München (epd). Die bayerische Staatsregierung will noch vor der Sommerpause gegen den Länderfinanzausgleich beim Bundesverfassungsgericht mit einem Normenkontrollantrag vorgehen. Das haben der bayerische Ministerpräsident Markus Söder und Finanzminister Albert Füracker (beide CSU) am Dienstag nach einer Sitzung des Kabinetts bei einer Pressekonferenz erklärt.
Bayern zahle in den Ausgleichsfonds jährlich zehn Milliarden Euro ein und sei damit größtes "Zahlerland", sagte Söder. Er forderte eine Obergrenze für die Empfängerländer und mehr Anstrengungen dieser Bundesländer, ihre Leistungsfähigkeit zu steigern. Mehr als die Hälfte des gesamten Ausgleichsvolumens habe im Jahr 2022 Bayern gezahlt, sagte Söder. "Wir sind solidarisch, aber nicht naiv", fügte er hinzu.
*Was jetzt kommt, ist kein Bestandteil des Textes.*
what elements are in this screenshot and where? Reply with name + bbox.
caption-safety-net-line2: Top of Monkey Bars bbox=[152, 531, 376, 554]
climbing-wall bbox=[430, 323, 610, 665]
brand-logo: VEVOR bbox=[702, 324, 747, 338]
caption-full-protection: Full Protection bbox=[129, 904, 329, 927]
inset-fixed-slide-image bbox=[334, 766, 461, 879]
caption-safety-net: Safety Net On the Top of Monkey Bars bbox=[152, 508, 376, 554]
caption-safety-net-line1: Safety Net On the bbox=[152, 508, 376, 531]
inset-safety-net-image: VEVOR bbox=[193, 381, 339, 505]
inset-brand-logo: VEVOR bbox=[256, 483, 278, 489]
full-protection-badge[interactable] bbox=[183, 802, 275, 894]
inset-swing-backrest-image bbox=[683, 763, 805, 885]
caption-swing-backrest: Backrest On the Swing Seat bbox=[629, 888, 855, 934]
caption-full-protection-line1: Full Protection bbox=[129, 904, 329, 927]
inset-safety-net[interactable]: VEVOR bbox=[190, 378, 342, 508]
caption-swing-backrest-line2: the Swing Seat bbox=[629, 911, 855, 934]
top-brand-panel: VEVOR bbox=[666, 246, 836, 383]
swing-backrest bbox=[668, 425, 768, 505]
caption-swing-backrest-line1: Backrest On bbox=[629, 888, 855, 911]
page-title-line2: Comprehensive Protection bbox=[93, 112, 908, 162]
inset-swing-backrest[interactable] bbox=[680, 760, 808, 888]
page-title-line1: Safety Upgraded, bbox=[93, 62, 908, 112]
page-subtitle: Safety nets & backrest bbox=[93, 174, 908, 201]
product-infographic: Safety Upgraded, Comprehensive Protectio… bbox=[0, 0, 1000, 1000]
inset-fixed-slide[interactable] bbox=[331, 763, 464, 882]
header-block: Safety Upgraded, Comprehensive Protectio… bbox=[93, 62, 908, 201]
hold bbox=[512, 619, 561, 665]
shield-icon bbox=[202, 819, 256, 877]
Finanzminister Füracker ergänzte, 15 Prozent des bayerischen Haushalts gingen an andere Länder. Es gebe eine "Unwucht" in dem Ausgleich, auch weil der mit dem Durchschnitt der Grunderwerbs-Steuerhebesätze berechnet werde. Der Bundesdurchschnitt liege bei 5,625 Prozent, während diese Steuer im Freistaat nur bei 3,5 Prozent liege. Damit zahle Bayern für Steuern, die tatsächlich gar nicht eingenommen würden. Diese Berechnung habe Bayern im Jahr 2022 noch einmal 600 Millionen Euro mehr gekostet, sagte Füracker. Dies könne nicht verfassungskonform sein. Es sei jetzt an der Zeit, "die Strukturen überprüfen zu lassen", sagte der Finanzminister.